2

I have a function that I have used a bunch of times in various files which has a signature like:

Translate("English Message", "Spanish Message", "French Message")

and I am wanting to pull out the English, Spanish and French messages and then output them into a csv so that people who actually know these languages can tell me what I SHOULD have put in there.

Anyway, what I am running into is that some French and Spanish messages don't show up because of the accented characters and single quotes.

This is a vb.net program.

Edit

There was no problem with the language, my issue was actually the regular expression and my complete lack of understanding regular expressions.

Anthony Potts
  • 8,842
  • 8
  • 41
  • 56
  • 3
    What (programming) languages? – kennytm Feb 23 '10 at 13:43
  • 1
    While you're at it, you should make the program *read* from these CSV files (or use a standard localization/globalization/whatever solution).
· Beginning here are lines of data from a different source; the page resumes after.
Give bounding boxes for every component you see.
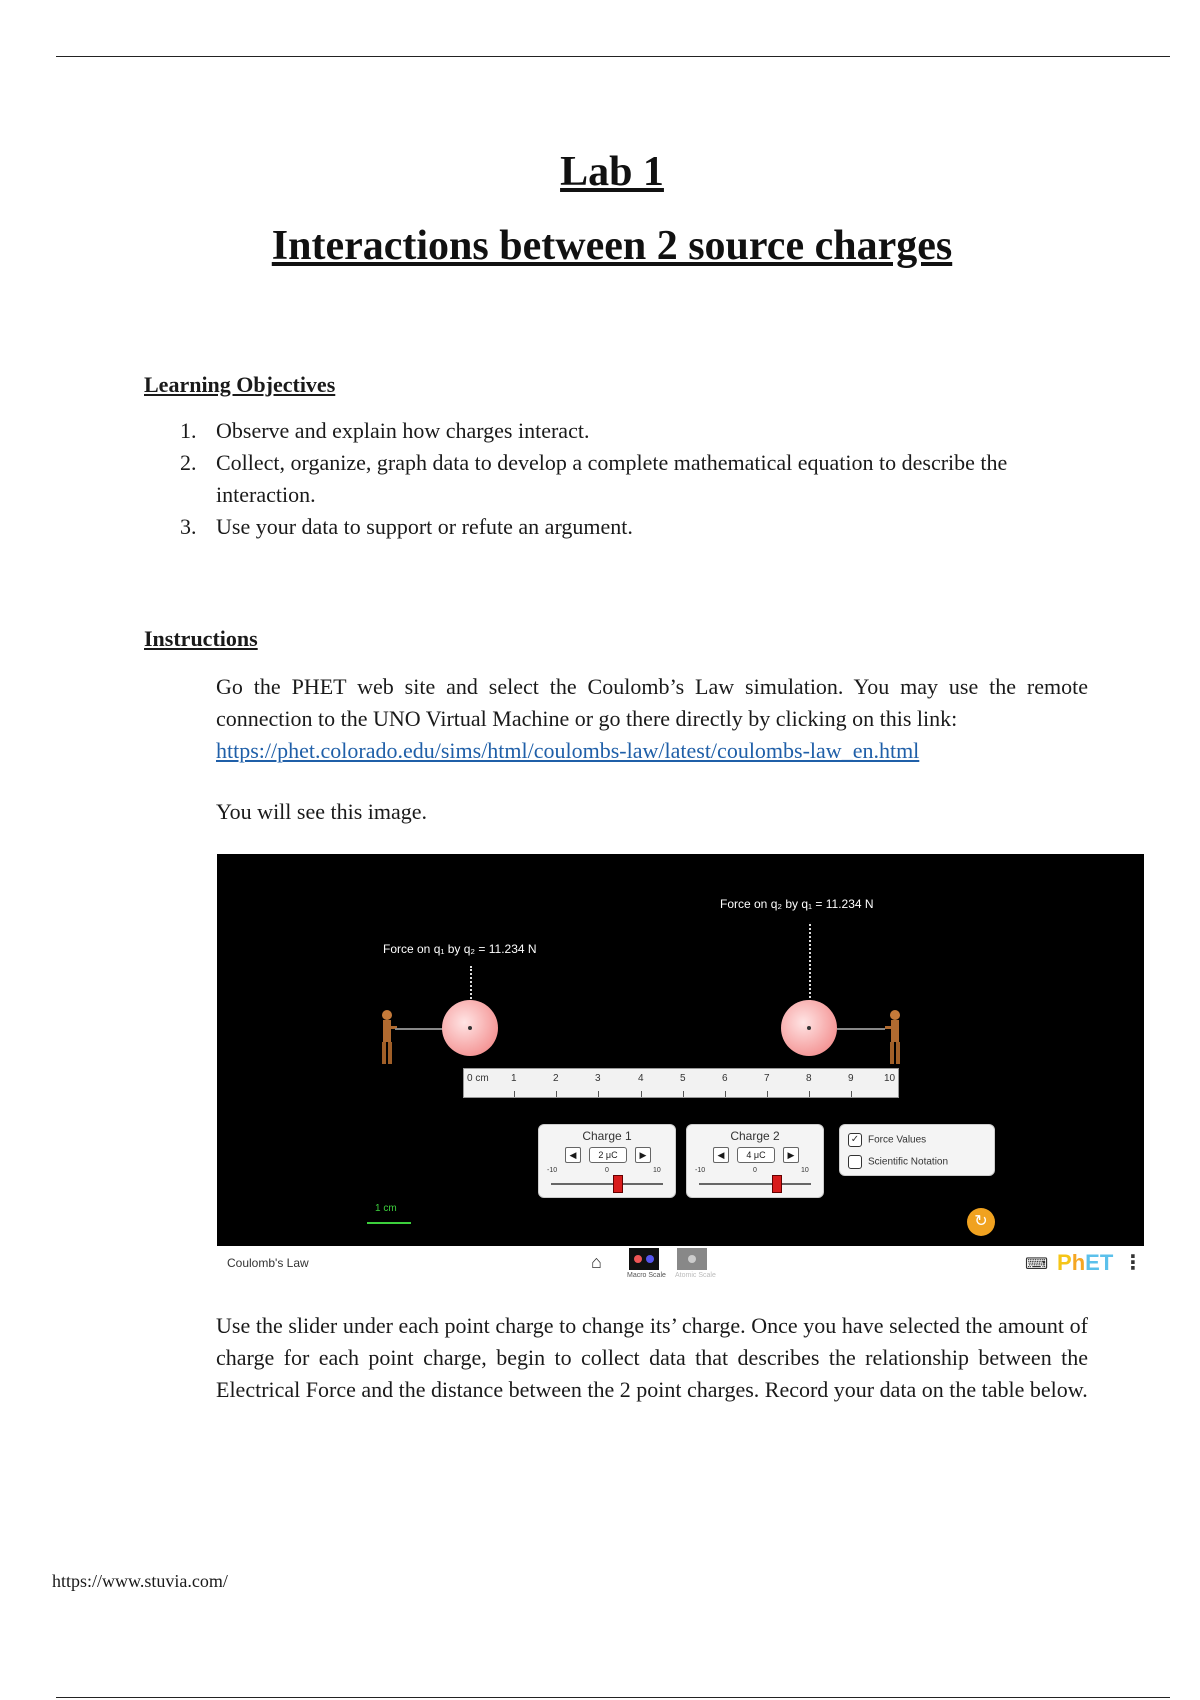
ruler-label: 0 cm <box>467 1073 489 1084</box>
atomic-scale-screen-icon[interactable] <box>677 1248 707 1270</box>
ruler-minor-tick <box>683 1091 684 1097</box>
ruler-minor-tick <box>598 1091 599 1097</box>
list-item <box>180 415 1080 447</box>
force-on-q1-label: Force on q₁ by q₂ = 11.234 N <box>383 942 537 956</box>
macro-scale-screen-icon[interactable] <box>629 1248 659 1270</box>
scientific-notation-label: Scientific Notation <box>868 1156 949 1168</box>
right-puller-figure <box>885 1008 905 1066</box>
charge-q1[interactable] <box>442 1000 498 1056</box>
ruler-minor-tick <box>809 1091 810 1097</box>
list-item <box>180 511 1080 543</box>
scale-bar <box>367 1222 411 1224</box>
charge1-value: 2 μC <box>589 1147 627 1163</box>
charge1-decrement-button[interactable]: ◀ <box>565 1147 581 1163</box>
charge1-slider-mid: 0 <box>605 1167 609 1174</box>
ruler-label: 5 <box>680 1073 686 1084</box>
charge1-slider-track[interactable] <box>551 1183 663 1185</box>
charge2-slider-max: 10 <box>801 1167 809 1174</box>
list-item-number: 2. <box>180 450 197 475</box>
footer-url: https://www.stuvia.com/ <box>52 1571 228 1591</box>
ruler-minor-tick <box>851 1091 852 1097</box>
charge2-slider-min: -10 <box>695 1167 706 1174</box>
instructions-text: Go the PHET web site and select the Coulomb’s Law simulation. You may use the remote connection to the UNO Virtual Machine or go there directly by clicking on this link: <box>216 674 1088 731</box>
force-on-q2-label: Force on q₂ by q₁ = 11.234 N <box>720 897 874 911</box>
scientific-notation-checkbox[interactable] <box>848 1155 862 1169</box>
display-options-panel <box>839 1124 995 1176</box>
charge1-spinner <box>565 1147 649 1163</box>
ruler-minor-tick <box>767 1091 768 1097</box>
charge2-increment-button[interactable]: ▶ <box>783 1147 799 1163</box>
charge-q2-center <box>807 1026 811 1030</box>
atomic-scale-label: Atomic Scale <box>675 1272 716 1279</box>
right-rope <box>837 1028 885 1030</box>
charge-q2[interactable] <box>781 1000 837 1056</box>
more-menu-icon[interactable]: ⋮ <box>1123 1252 1143 1274</box>
force-values-checkbox[interactable]: ✓ <box>848 1133 862 1147</box>
charge-q1-center <box>468 1026 472 1030</box>
scale-bar-label: 1 cm <box>375 1203 397 1214</box>
charge2-slider-thumb[interactable] <box>772 1175 782 1193</box>
phet-logo[interactable]: PhET <box>1057 1250 1114 1275</box>
bottom-rule <box>56 1697 1170 1698</box>
ruler-label: 9 <box>848 1073 854 1084</box>
home-icon[interactable]: ⌂ <box>591 1252 602 1272</box>
ruler-minor-tick <box>725 1091 726 1097</box>
reset-icon: ↻ <box>974 1213 988 1230</box>
list-item-number: 1. <box>180 418 197 443</box>
list-item-text: Use your data to support or refute an argument. <box>216 514 633 539</box>
ruler-minor-tick <box>514 1091 515 1097</box>
ruler-label: 10 <box>884 1073 896 1084</box>
charge2-control-panel <box>686 1124 824 1198</box>
list-item-text: Collect, organize, graph data to develop a complete mathematical equation to describe the interaction. <box>216 450 1008 507</box>
objectives-list <box>180 415 1080 543</box>
instructions-heading: Instructions <box>144 626 258 651</box>
charge2-title: Charge 2 <box>730 1129 780 1143</box>
charge1-slider-thumb[interactable] <box>613 1175 623 1193</box>
list-item <box>180 447 1080 511</box>
charge2-value: 4 μC <box>737 1147 775 1163</box>
sim-navbar <box>217 1246 1144 1280</box>
keyboard-icon[interactable]: ⌨ <box>1025 1256 1049 1273</box>
reset-all-button[interactable] <box>967 1208 995 1236</box>
charge1-slider-max: 10 <box>653 1167 661 1174</box>
ruler-label: 2 <box>553 1073 559 1084</box>
ruler-label: 4 <box>638 1073 644 1084</box>
see-image-text: You will see this image. <box>216 799 428 824</box>
charge2-decrement-button[interactable]: ◀ <box>713 1147 729 1163</box>
ruler-label: 3 <box>595 1073 601 1084</box>
charge2-slider-track[interactable] <box>699 1183 811 1185</box>
phet-simulation-link[interactable]: https://phet.colorado.edu/sims/html/coulombs-law/latest/coulombs-law_en.html <box>216 738 920 763</box>
force-values-label: Force Values <box>868 1134 927 1146</box>
ruler-label: 7 <box>764 1073 770 1084</box>
charge2-slider-mid: 0 <box>753 1167 757 1174</box>
top-rule <box>56 56 1170 57</box>
ruler[interactable] <box>463 1068 899 1098</box>
collect-data-paragraph: Use the slider under each point charge to change its’ charge. Once you have selected the amount of charge for each point charge, begin to collect data that describes the relationship between the Electrical Force and the distance between the 2 point charges. Record your data on the table below. <box>216 1313 1088 1402</box>
lab-title: Lab 1 <box>560 149 664 195</box>
sim-title: Coulomb's Law <box>227 1256 309 1270</box>
learning-objectives-heading: Learning Objectives <box>144 372 336 397</box>
ruler-minor-tick <box>556 1091 557 1097</box>
lab-subtitle: Interactions between 2 source charges <box>271 223 953 269</box>
ruler-label: 1 <box>511 1073 517 1084</box>
force-values-option[interactable] <box>848 1133 926 1147</box>
list-item-text: Observe and explain how charges interact. <box>216 418 590 443</box>
charge2-spinner <box>713 1147 797 1163</box>
charge1-slider-min: -10 <box>547 1167 558 1174</box>
sim-play-area <box>217 854 1144 1246</box>
left-rope <box>395 1028 443 1030</box>
list-item-number: 3. <box>180 514 197 539</box>
charge1-increment-button[interactable]: ▶ <box>635 1147 651 1163</box>
coulombs-law-simulation <box>217 854 1144 1280</box>
instructions-paragraph <box>216 671 1088 767</box>
left-puller-figure <box>377 1008 397 1066</box>
charge1-title: Charge 1 <box>582 1129 632 1143</box>
ruler-label: 6 <box>722 1073 728 1084</box>
ruler-label: 8 <box>806 1073 812 1084</box>
macro-scale-label: Macro Scale <box>627 1272 666 1279</box>
charge1-control-panel <box>538 1124 676 1198</box>
ruler-minor-tick <box>641 1091 642 1097</box>
scientific-notation-option[interactable] <box>848 1155 948 1169</box>
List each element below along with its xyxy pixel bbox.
Keeping translations in code is a very, very bad idea. – Instance Hunter Feb 23 '10 at 13:46
  • -1 for not specifying the environment/language in use. If you're not aware of UTF-8 and Unicode by now then it's time to learn. – PP. Feb 23 '10 at 13:48
  • @Daniel I am definitely moving these off to a file, but my thought was that I can make the translations in code and then change the method out for another that accessed a file instead. – Anthony Potts Feb 23 '10 at 13:52
  • @PP Thanks, it's good to see that people are understanding of people who NEVER deal with something and then ask questions. – Anthony Potts Feb 23 '10 at 13:53

2 Answers2

1

Depends on the regex library you are using. Sane regex implementations use UTF-8 and have no such problems, but more details would be helpful about what lang you are using, what regex library etc.

anselm
  • 792
  • 1
  • 8
  • 21
1

If there is a DOTALL flag in your language's regex implementation, you might want to set it.

Alternatively, change the regex to capture a negated character class instead, like so:

([^your_delimiter]*?)

with your_delimiter being the character(s) immediately succeeding the string that you want to capture.

See this for further discussion:

http://en.wikipedia.org/wiki/Regular_expression#Unicode

nikola
  • 2,241
  • 4
  • 30
  • 42